His thumb suddenly comes up to brush away the tear, and it surprises me, so my gaze automatically jumps to his face.

There’s no amusement there. Not a drop. If I didn’t know better, I’d think I saw a hint of remorse.

Holy shit, is that remorse? Is that what it looks like on him? Why does it hurt me?

“I’ve hurt you so much,” he says, simply. He already brushed away the tear, but he’s still caressing my face. Comforting me. It works, but it makes everything hurt worse, too. The tears subside as quickly as they welled up, but now the aching pit in my stomach has opened back up. I’ve thought before he was the black hole, the thing I couldn’t escape from, but somehow it’s like he’s put that black hole inside me. Somehow it’s not enough to keep my distance from him, because it’s in me now. A part of me. I can get sucked into that dark trap of yearning even if I don’t see his face. But it’s so much worse when I do.

I’m unprepared for the vulnerability that overtakes me now, as he shows me this side of him that I was once convinced existed, despite all evidence to the contrary. Hope reemerges, a damned hope, because even if there’s good in him, I know it’s not much. I know there’s more bad. I know he’ll always hurt more than he helps.

I need to go home.

I need to leave the mansion.

I need to get the hell away from this man before he decimates me.

It feels like it’s been an eternity, but it’s only been a few seconds. Mateo is still cupping my face in one of his hands, and now he gently turns my attention back to him, forcing me to meet his gaze.

“I’m sorry, Mia.”

My poor aching heart is going to explode in my chest. My lungs threaten to collapse. Emotions swirl through me like a tornado, ripping into crucial, necessary processes, sucking up values of right and wrong, demolishing every rational thing. He blankets my brain, my heart, my soul with those three little words.

And then he kisses me.

And I kiss him back. I don’t just kiss him back, I cling to him, like he’s the only stable thing in the shitstorm of emotion moving through me, and that’s so wrong. It’s a lie. He’s not a stable thing at all, he is the fucking storm.

He’s going to ruin every good thing in my life, and I’m going to let him.

His tongue sweeps into my mouth, his strong arms locking around me, and I can’t for the life of me remember why I wouldn’t. He can demolish everything else and leave me sitting in the middle of a barren wasteland—as long as I have this, as long as I have him, what more do I need?

He lets go of me just long enough to brace his hands under my ass and lift me. I lock my legs around his waist and he carries me to the bed, his mouth never leaving mine.
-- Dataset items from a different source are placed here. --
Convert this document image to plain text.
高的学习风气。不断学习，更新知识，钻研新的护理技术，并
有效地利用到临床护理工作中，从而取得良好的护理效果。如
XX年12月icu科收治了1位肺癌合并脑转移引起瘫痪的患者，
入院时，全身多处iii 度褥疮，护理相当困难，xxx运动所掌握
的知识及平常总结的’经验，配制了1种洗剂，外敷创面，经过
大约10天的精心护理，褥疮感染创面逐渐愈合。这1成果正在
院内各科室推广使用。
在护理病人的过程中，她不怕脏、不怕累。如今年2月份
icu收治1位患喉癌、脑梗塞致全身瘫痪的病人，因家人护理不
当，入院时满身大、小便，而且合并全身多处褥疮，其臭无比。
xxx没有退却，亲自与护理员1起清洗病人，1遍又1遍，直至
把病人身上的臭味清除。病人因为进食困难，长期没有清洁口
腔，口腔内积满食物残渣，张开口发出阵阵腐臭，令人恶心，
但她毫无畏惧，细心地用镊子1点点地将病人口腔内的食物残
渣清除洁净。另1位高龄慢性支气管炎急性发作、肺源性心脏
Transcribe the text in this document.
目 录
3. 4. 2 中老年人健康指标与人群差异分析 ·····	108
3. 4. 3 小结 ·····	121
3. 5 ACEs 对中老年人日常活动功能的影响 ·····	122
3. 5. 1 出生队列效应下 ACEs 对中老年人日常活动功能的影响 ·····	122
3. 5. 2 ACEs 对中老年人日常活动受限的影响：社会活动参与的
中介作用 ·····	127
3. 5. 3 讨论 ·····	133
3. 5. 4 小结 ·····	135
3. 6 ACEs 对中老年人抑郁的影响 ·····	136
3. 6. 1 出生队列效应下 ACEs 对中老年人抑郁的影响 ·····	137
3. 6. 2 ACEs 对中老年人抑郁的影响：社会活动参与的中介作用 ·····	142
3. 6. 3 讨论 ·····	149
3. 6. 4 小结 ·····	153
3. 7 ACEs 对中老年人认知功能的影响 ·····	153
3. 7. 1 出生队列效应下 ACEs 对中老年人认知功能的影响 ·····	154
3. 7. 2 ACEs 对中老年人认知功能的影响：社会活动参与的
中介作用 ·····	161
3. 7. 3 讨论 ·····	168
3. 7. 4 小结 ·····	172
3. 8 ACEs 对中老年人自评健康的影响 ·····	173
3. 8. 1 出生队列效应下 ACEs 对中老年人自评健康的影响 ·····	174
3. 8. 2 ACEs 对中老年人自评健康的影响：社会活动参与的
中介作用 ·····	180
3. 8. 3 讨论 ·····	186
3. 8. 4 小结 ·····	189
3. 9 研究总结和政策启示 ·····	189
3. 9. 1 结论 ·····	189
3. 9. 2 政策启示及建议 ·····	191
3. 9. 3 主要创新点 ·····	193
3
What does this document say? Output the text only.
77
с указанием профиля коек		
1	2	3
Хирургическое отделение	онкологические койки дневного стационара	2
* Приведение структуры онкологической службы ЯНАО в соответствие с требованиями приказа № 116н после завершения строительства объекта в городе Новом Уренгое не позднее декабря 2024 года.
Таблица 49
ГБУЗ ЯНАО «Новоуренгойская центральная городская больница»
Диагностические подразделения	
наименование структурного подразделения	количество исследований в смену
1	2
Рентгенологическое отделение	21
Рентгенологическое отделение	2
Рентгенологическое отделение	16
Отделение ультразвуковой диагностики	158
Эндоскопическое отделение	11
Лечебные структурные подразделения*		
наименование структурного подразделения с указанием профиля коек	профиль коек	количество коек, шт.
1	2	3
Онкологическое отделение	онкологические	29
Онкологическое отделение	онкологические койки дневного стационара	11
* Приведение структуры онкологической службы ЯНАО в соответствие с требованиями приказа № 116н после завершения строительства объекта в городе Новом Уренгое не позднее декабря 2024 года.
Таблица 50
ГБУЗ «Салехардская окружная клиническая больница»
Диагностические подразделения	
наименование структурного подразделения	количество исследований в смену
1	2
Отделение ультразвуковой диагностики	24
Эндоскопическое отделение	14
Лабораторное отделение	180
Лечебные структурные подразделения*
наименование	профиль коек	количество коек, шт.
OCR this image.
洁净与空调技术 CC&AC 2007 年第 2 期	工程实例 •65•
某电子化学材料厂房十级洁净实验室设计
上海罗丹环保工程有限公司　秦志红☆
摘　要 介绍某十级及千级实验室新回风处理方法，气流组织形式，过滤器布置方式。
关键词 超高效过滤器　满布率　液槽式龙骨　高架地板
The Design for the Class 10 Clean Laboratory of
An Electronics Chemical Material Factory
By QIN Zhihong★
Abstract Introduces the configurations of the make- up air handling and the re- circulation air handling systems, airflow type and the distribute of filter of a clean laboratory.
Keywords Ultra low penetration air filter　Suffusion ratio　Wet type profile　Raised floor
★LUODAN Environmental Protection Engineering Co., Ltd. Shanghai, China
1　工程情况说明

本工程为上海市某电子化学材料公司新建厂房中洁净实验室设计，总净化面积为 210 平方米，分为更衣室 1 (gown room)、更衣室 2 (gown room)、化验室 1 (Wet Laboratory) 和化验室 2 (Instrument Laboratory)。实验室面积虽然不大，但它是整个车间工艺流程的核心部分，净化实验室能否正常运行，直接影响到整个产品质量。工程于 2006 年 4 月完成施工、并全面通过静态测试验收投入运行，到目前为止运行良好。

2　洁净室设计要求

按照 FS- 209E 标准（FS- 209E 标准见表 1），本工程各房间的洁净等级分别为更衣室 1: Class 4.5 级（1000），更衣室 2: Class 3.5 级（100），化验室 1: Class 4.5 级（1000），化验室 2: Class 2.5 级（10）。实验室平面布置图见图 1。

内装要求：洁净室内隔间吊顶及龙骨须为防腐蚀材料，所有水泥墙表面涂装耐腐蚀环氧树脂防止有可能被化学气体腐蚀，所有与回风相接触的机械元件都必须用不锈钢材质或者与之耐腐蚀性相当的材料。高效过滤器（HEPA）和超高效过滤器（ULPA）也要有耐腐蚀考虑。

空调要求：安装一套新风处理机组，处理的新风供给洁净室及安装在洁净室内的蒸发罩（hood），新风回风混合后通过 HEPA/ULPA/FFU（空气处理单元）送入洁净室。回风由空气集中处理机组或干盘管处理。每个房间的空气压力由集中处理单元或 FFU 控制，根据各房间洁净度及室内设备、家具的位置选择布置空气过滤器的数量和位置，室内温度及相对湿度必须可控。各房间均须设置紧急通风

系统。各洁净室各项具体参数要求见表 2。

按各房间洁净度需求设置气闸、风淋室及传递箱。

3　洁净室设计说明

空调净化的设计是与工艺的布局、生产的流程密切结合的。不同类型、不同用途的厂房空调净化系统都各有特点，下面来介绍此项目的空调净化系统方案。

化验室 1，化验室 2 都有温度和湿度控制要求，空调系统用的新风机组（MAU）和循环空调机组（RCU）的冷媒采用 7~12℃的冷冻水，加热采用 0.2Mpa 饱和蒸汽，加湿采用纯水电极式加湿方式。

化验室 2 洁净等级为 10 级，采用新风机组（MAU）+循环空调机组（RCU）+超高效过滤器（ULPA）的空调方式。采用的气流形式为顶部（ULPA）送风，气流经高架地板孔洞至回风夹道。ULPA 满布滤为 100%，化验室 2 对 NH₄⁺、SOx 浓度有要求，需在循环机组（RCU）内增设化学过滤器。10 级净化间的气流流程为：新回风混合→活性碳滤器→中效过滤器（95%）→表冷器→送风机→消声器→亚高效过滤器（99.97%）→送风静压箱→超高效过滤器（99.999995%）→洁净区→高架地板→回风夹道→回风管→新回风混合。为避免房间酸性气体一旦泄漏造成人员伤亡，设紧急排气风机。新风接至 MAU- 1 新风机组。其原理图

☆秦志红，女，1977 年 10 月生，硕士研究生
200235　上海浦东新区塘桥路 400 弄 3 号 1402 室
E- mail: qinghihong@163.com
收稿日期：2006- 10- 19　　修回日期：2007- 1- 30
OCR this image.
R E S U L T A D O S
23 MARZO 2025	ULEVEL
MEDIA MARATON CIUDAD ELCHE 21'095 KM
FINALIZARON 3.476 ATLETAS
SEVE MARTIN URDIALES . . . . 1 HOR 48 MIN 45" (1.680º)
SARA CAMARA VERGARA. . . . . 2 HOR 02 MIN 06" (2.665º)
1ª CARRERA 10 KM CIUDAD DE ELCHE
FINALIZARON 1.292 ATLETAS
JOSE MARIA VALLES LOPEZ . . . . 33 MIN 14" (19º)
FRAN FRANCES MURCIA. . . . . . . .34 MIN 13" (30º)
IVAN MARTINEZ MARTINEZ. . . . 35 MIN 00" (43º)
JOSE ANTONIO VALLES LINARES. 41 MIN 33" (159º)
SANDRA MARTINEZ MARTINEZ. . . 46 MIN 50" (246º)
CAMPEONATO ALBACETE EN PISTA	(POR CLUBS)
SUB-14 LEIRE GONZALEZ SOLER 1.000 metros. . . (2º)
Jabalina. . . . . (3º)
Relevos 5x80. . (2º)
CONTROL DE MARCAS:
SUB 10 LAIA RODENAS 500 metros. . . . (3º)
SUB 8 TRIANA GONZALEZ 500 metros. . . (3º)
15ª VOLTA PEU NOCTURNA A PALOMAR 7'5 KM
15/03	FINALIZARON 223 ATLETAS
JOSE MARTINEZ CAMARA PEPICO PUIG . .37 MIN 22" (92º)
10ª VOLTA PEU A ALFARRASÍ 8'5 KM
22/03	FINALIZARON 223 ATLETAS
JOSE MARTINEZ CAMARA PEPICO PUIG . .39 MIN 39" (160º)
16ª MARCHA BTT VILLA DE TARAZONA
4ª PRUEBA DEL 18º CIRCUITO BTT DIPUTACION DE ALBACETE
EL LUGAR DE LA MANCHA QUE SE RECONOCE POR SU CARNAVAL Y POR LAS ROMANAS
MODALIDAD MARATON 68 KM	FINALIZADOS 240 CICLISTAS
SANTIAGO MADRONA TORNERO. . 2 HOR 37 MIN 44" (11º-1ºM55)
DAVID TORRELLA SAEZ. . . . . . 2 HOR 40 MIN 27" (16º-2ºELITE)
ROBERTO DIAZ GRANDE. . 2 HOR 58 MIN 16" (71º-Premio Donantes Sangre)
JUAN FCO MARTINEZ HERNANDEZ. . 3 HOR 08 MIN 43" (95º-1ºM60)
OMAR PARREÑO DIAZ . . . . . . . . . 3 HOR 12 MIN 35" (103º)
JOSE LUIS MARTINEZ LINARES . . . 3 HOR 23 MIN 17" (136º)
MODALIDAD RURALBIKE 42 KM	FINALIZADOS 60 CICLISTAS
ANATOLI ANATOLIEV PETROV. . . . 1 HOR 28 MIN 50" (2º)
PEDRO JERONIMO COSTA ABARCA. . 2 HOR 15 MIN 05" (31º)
I already feel like a raging inferno, and all he’s done is kiss me. When he kisses me, it’s so much more than brushing lips and dueling tongues—he owns me. He doesn’t even have to battle me; I’m already his, but it’s scary and exhilarating, like dancing with the devil over an open pit of flames, knowing the only thing that keeps you suspended, that keeps you safe, is his hold on you. If he lets go, if he stops, if he pulls away, I’ll fall. I’ll burn up.

And I know he has to stop. I know we can’t stay here forever, dancing above open flames. No matter how long this lasts, no matter how high he brings me, it’s going to end. It has to end. I have to fall. Because he isn’t mine. He’ll sweep through my life like wildfire, burning up all the good, but all I’ll have to show for it is the barren wasteland—I won’t have him.

He stops kissing me long enough to drop me on the bed and get out of his pants, and my brain clears just enough to remember that.

“Wait,” I say, scooting back on the bed.

“We’ve waited long enough,” he states, climbing on the bed with me.

My heart’s still pounding from kissing him and here he comes again. I hold my hand out, like that can keep him away. It’s so hard, because I don’t want to keep him away. That’s the last thing I want. I want to pull him close. I want to open myself up to him and get swept up, swept under—I want to get lost in him.